Something almost magical happens when a child has an animal in their lives to take care of. You see the deepest parts of their character when they are entrusted with something that is completely at their mercy. As parents, we always hope that gentleness and caring will flow naturally from our children to the animals in their lives, but often we get a unique set of teachable moments to build these qualities into our kids.
My own pet experiences began with a childhood of fish, birds, and a few dogs. I remember some of my own lessons quite distinctly, such as not adding seashells that you collected at the beach to your freshwater tank at home…so sorry, Guppies! I was fiercely proud of being the one who fed our family dog every day before school. But the childhood lesson that has shaped my adult pet ownership the most is the heartbreak of knowing animal lifespans are generally much shorter than our own.
As a parent, I have often debated if the harshness of this lesson outweighed the benefits of having a pet. When our family dogs passed out of our lives before our children were old enough to remember them, I felt certain we did not need to include pets in our family again. But then my kids taught me a lesson in looking past pain to the beauty of a relationship that has benefits that definitely outweigh the hurt.
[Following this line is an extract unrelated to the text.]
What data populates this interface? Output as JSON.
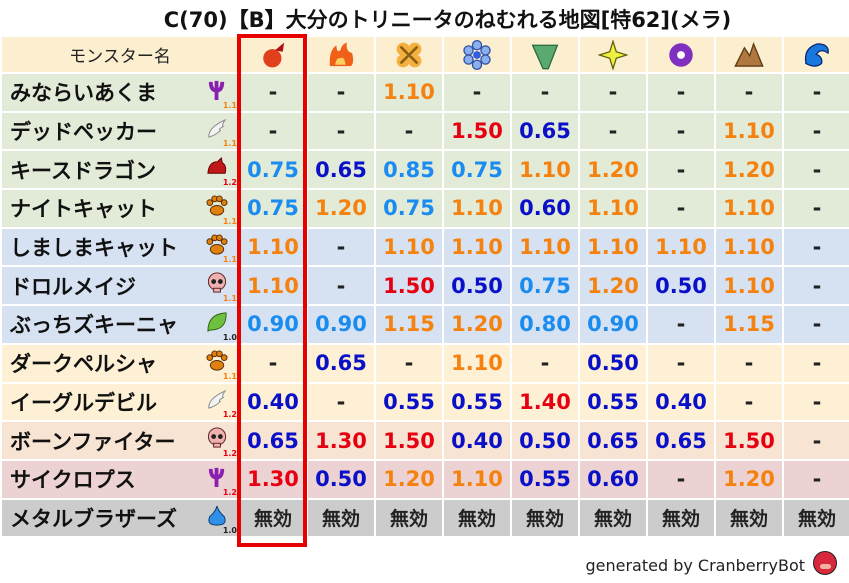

I think the fact that most kids can relate to begging for a pet shows that there is a feature in our design that calls out for connection with animals. Our kids begged over and over again for pets, even after an early and brief experience with a Grow-a-Frog, but I was still not ready. Eventually, we allowed them to take on pet sitting jobs. Easy fix, right? All the important lessons on responsibility, gentleness, and kindness, with none of the impending doom.
But pet sitting did not scratch the itch for my kids. They still wanted a creature to connect to full time. Military associated life can make pet ownership very complicated. You never know when a change in policy or assignment might lead to difficult decisions about your pet. For once, this complication became a blessing for my children when policy dictated that the family of a parakeet they pet sat often would have to return to the States. Birds, it turns out, do not fly well when airplanes are involved, so our friends entrusted their feathered friend to us full time.
Within a few months of having a bird, we added a second bird to keep him company. My second oldest is one of the gentlest people I know, and she patiently gained the trust of our birds. The child who never stops moving at other times would sit quietly for long stretches of time just resting a treat on her open hand. After months of this, the birds came to trust her so much that if she sits near their cage, they come over to see if she has anything for them! During this process, the birds did not trust the rest of us like they did her. Siblings watched and learned to be still and quiet. Birds and kids both grew more brave, and now we can all reach a treat into the cage and they will come land on our hands and enjoy a snack!
And yet, there is still that black cloud looming. We have recently seen a great many of our friends have to say goodbye to their animal friends, and our hearts break a little bit with each of them! But still my kids are desperately wanting a dog. We will not be getting one while we live overseas, but it is one of the things they look forward to most about our eventual return to the States. We have had some great discussions lately about quality of life for pets and eventually having to let them go. And while at first I thought I was the one teaching the lessons, it turns out my kids have reminded me of one of the best reasons to love an animal with a short lifespan: It teaches us to value someone not because of what they can do, but because they are there. Love does not demand productivity. Love happens when we simply abide with another.